Nieudana wyprawa Napoleona na Moskwę w latach 1812 – 1813 była początkiem końca potęgi Cesarstwa Francuskiego. Utrata Wielkiej Armii oznaczała dla Napoleona konieczność odbudowy swoich sił praktycznie od zera i skupienie się na obronie swoich ogromnych zdobyczy. Klęska tej skali musiała też siłą rzeczy pobudzić do działania wrogów Napoleona po drugiej stronie kontynentu – w Hiszpanii i Portugalii, niedawno brutalnie spacyfikowanych.
Francuzi nie potrafili jednak pokonać do końca silnej hiszpańskiej partyzantki ludowej, nazywanej guerilla – określenie to później weszło do wielu języków jako nazwa dla działań partyzanckich.
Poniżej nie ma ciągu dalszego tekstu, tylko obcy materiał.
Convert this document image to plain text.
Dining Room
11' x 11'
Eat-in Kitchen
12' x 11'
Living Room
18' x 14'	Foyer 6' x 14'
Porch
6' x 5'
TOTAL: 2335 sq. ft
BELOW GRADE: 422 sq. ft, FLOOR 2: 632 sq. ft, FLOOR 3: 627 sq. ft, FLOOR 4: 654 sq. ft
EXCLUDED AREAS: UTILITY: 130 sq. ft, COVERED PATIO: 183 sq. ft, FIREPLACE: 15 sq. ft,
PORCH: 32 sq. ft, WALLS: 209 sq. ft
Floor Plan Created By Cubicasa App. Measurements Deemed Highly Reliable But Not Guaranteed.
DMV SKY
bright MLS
Oprócz tego swoje siły na Półwyspie Iberyjskim ciągle utrzymywali Anglicy, których nie udało się do końca wyprzeć. Kluczową rolę odegrała tu postać Arthura Wellesley, księcia Wellington, jednego z najwybitniejszych brytyjskich dowódców. Potrafił on, mimo trudności zaopatrzeniowych, zadać Francuzom szereg poważnych klęsk i utrzymać swoje siły na Półwyspie przez 3 lata. Teraz zaś, wraz z klęska pod Moskwą, nadszedł czas na kontrofensywę sił brytyjskich.
W roku 1813 połączone siły brytyjsko – portugalsko – hiszpańskie przeprowadziły ofensywę przeciw osłabionej armii francuskiej. 21.06.1813 roku Wellington odniósł świetne zwycięstwo nad Francuzami pod Vittorią, co stanowiło początek końca dominacji francuskiej w Hiszpanii. Walki toczyły się aż do abdykacji Napoleona, jednakże to Brytyjczycy byli stroną wygrywającą i kontrolująca sytuację. W ich rezultacie na tron hiszpański powrócił Ferdynand VII, a książę Wellington stał się bohaterem narodowym Wielkiej Brytanii. Utwierdził on zresztą później swoją pozycję, wygrywając w roku 1815 z Napoleonem pod Waterloo.